The last few days have been busy ones full of preparation so that I can put "Operation Leapfrog" into action. After I left Kennedy Meadows at the end of May, I by-passed the snow-bound Sierra and drove up here north of Redding in the "Tuna Can" rig and rode the section from Castle Crags to Old Station. My mom arrived a week later with the "Bomb Shelter" truck and trailer combo, and she picked me up when I finished the section. The next day, with the horses happily resting at a friend's home outside Redding, we took her truck to Castle Crags to retrieve Tuna Can (and found a lead rope that I had dropped somewhere on the trail waiting for me on the hood of the truck with a nice note from a man who had come across it while riding on the PCT and figured it might belong to me; I told you I rely on the kindness of strangers!). We then drove north to a trailhead off Highway 140 between Medford and Klamath Falls where we left Tuna Can and returned to Redding. The day after that, I dropped my mom at the airport and took Shyla with me to Seiad Valley in the other truck and trailer. I camped overnight near Seiad and made some food caches at strategic spots along the way; I also got to meet up with one of my favorite people from the ride in 2014, Bill Roberts, who lives in Seiad Valley with his wife Peggy. He was wonderful to us when we passed through the area on that earlier ride, loaning me a saddle pad and showing me a box hitch for my pack saddle panniers which I've been using ever since (much better than the barrel and diamond hitches I was using before). And finally I hit the trail again today, leaving the truck at Etna Summit and heading out with just Shyla on this section, as Takoda is still recuperating in Redding.

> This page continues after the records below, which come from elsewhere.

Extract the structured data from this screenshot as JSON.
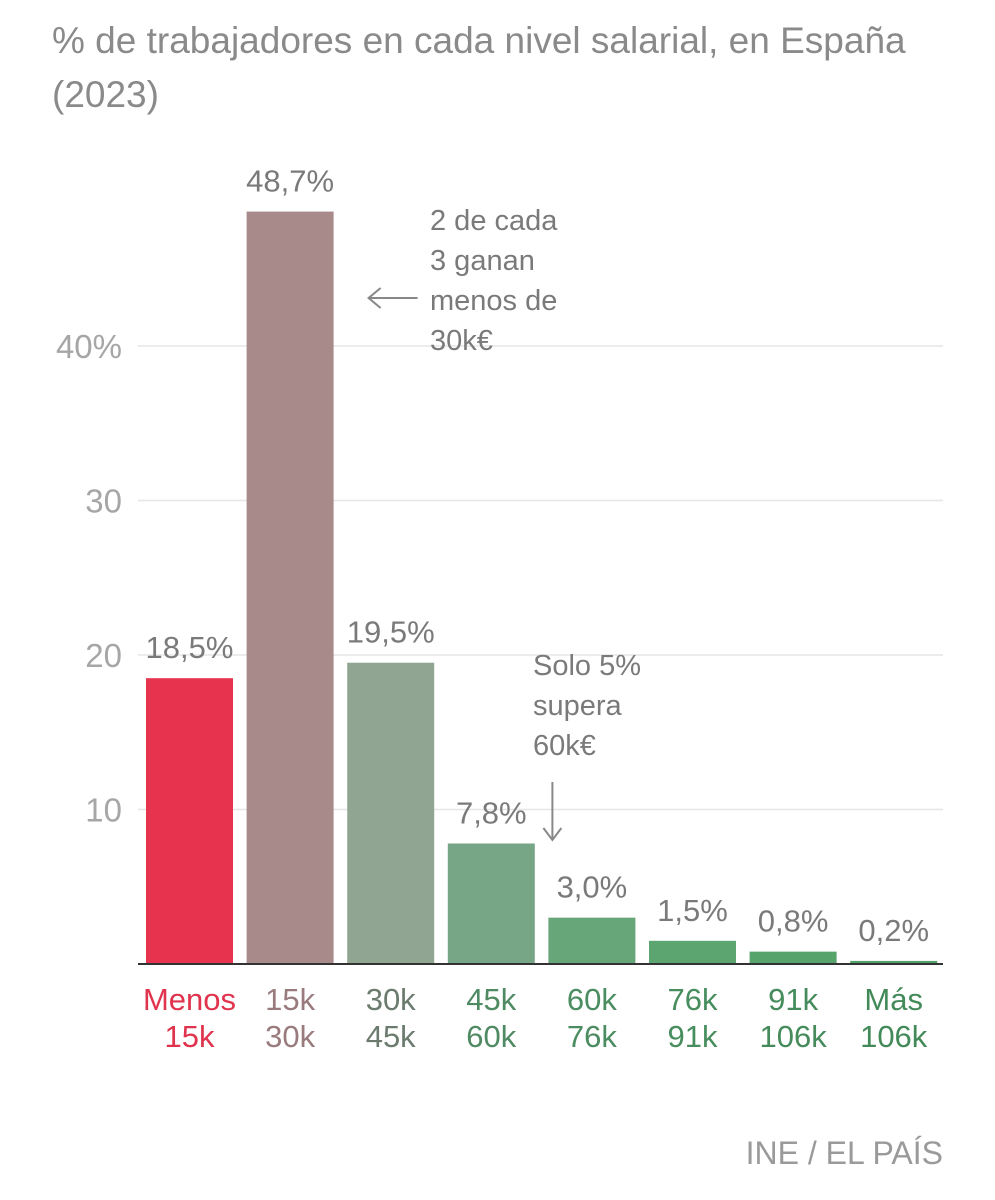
{
  "chart_data": {
    "type": "bar",
    "title": "% de trabajadores en cada nivel salarial, en España (2023)",
    "categories": [
      [
        "Menos",
        "15k"
      ],
      [
        "15k",
        "30k"
      ],
      [
        "30k",
        "45k"
      ],
      [
        "45k",
        "60k"
      ],
      [
        "60k",
        "76k"
      ],
      [
        "76k",
        "91k"
      ],
      [
        "91k",
        "106k"
      ],
      [
        "Más",
        "106k"
      ]
    ],
    "values": [
      18.5,
      48.7,
      19.5,
      7.8,
      3.0,
      1.5,
      0.8,
      0.2
    ],
    "data_labels": [
      "18,5%",
      "48,7%",
      "19,5%",
      "7,8%",
      "3,0%",
      "1,5%",
      "0,8%",
      "0,2%"
    ],
    "bar_colors": [
      "#e8334f",
      "#a98a8b",
      "#90a693",
      "#77a686",
      "#66a678",
      "#5da570",
      "#56a46c",
      "#52a168"
    ],
    "label_colors": [
      "#e0334d",
      "#9a7b7d",
      "#6b7c6f",
      "#4f8a62",
      "#4b8c60",
      "#478d5d",
      "#458b5b",
      "#438a59"
    ],
    "yticks": [
      {
        "value": 10,
        "label": "10"
      },
      {
        "value": 20,
        "label": "20"
      },
      {
        "value": 30,
        "label": "30"
      },
      {
        "value": 40,
        "label": "40%"
      }
    ],
    "ylim": [
      0,
      50
    ],
    "grid": true,
    "annotations": [
      {
        "lines": [
          "2 de cada",
          "3 ganan",
          "menos de",
          "30k€"
        ],
        "arrow": "left",
        "target_category": 1
      },
      {
        "lines": [
          "Solo 5%",
          "supera",
          "60k€"
        ],
        "arrow": "down",
        "target_category": 4
      }
    ]
  },
  "source": "INE / EL PAÍS"
}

I was concerned about this stretch of trail due to the snow I fear is still out there, waiting for me. One of my first plans was to ride this part earlier, but I reconsidered that when I saw how much snow was still lingering on the flanks of Mt. Shasta and other nearby ranges when I first drove up 10 days ago. It's amazing how much snow has disappeared since then, but it's also worrisome how much is left.
Within two hours of starting on the trail, I was encountering my first snow banks and I could see more ahead of me.

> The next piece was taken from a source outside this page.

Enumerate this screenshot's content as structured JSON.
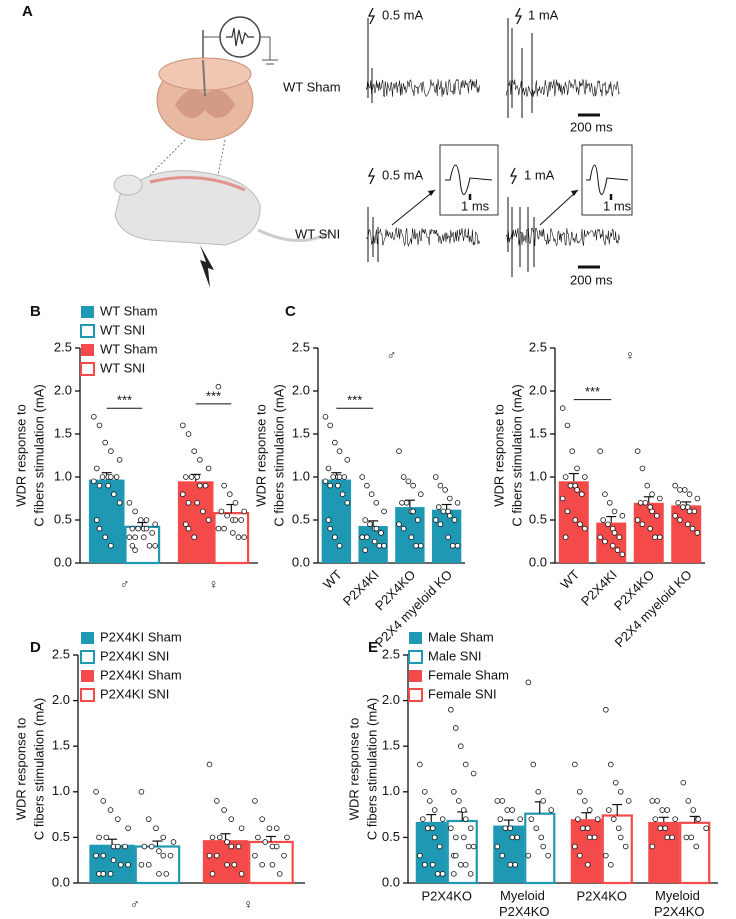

This is the kind of solid wall of snow that gives me shivers. If it was just a matter of walking across some even covering of old snow, it wouldn't be a problem, but it usually doesn't present itself that way. The snow is icy and compacted from accumulating all winter long, and it melts in erratic patterns, so that there will be long clear stretches and then sudden solid barriers several feet high that block our path. You can see Shyla in the background standing in the trees on the other side of this, to give you an idea of the perspective and how daunting it can be to negotiate snow banks like these. I ran across this sort of snow obstacle every couple of miles; each time I would sigh with relief when I found a way over or around or past it, and then I hoped it was the last one . . . until the next one appeared. Ultimately I had to conquer a particularly difficult "snow chute" where a steep section of trail that switched-backed up between the sides of two ridges was completely covered in snow. Southbound hikers had been glissading down the chute, but I was going north and had to somehow scramble up it instead.
Finally we reached the highest point, where we looked down at an alpine lake and then begin to descend back down below the snowline. I was very glad to be leaving it behind!